The traffic accident data is the key to this analysis. To make sure it's current, instead of downloading a static .csv file it, along with several other datasets from the City of Nashville's OpenData portal, will be periodically downloaded and updated via APIs.

To avoid too many pull requests, all of the data will be pulled here and the relevant information will be exported for use in a separate notebook for EDA.

** This notebook will be revisited and edited as data needs may change for this analysis.

In [None]:
import requests
import pandas as pd
import matplotlib.pyplot as plt
from datetime import datetime
# Needed to pip install sodapy first
from sodapy import Socrata 

**Data Source:** https://data.nashville.gov/Police/Traffic-Accidents/6v6w-hpcw/about_data

In [None]:
client = Socrata("data.nashville.gov", None)

In [None]:
crashes_export = client.get("6v6w-hpcw", limit=200000)
crashes_raw = pd.DataFrame.from_records(crashes_export)
crashes_raw.head()

In [None]:
crashes_raw.info()

Now that the DataFrame has been created, some columns can be removed as they're not relevant to this analysis.

In [None]:
crashes_raw = crashes_raw.drop(['reporting_officer', 'collision_type', 'illuaccidemination', 'harmfulcodes', ':@computed_region_wvby_4s8j', ':@computed_region_3aw5_2wv7', ':@computed_region_p6sk_2acq', ':@computed_region_gxvr_9jxz', 'weather'], axis=1)

In [None]:
crashes_raw['date_and_time'] = pd.to_datetime(crashes_raw['date_and_time'])
crashes_raw = crashes_raw.astype({'number_of_motor_vehicles': 'float',
                    'number_of_injuries': 'float',
                    'number_of_fatalities': 'float',
                    'hit_and_run': 'bool',
                    'property_damage': 'bool'})

In [None]:
crashes_raw.info()

For some initial cleaning, all text fields should be converted to the same case, in this case UPPER

In [None]:
crashes_raw['collision_type_description'] = crashes_raw['collision_type_description'].astype(str).str.upper()
crashes_raw['illumination_description'] = crashes_raw['illumination_description'].astype(str).str.upper()
crashes_raw['harmfuldescriptions'] = crashes_raw['harmfuldescriptions'].astype(str).str.upper()
crashes_raw['street_address'] = crashes_raw['street_address'].astype(str).str.upper()
crashes_raw['city'] = crashes_raw['city'].astype(str).str.upper()
crashes_raw['state'] = crashes_raw['state'].astype(str).str.upper()
crashes_raw['precinct'] = crashes_raw['precinct'].astype(str).str.upper()
crashes_raw['weather_description'] = crashes_raw['weather_description'].astype(str).str.upper()
crashes_raw['property_damage'] = crashes_raw['property_damage'].astype(str).str.upper()

In [None]:
crashes_raw.head()

Last, this analysis is only concerned with crashes in the vicinity of Main Street / Gallatin Avenue / Gallatin Pike in East Nashville & Madison.
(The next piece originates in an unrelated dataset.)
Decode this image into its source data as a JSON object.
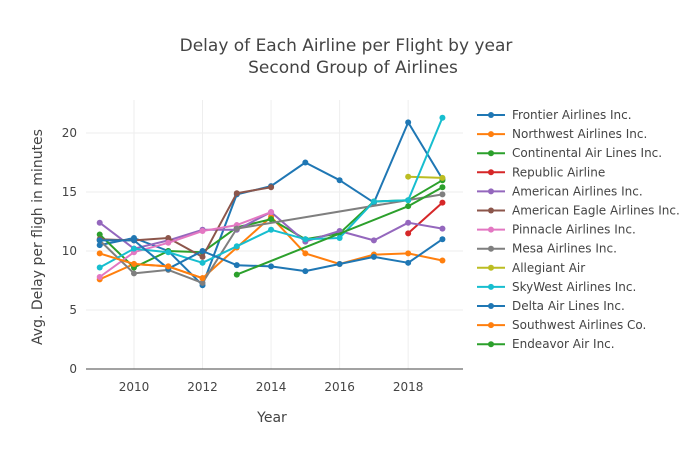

To filter the data, a list of points needs to be created to essentially trace the path of the corridor. From there, only data points within, say, a 150' radius of that line will be included for analysis. I can't find a better way to do this than selecting points on Google Maps and manually entering the coordinates into a list. Refer to `mapping.ipynb`

In [None]:
east_nash_crashes = crashes_raw[crashes_raw['zip'].isin(['37206', '37216', '37115'])]
east_nash_crashes

The resulting table is exported to a .csv file for use in the EDA notebook.

In [None]:
east_nash_crashes.to_csv('../data/clean/east_nash_crashes.csv')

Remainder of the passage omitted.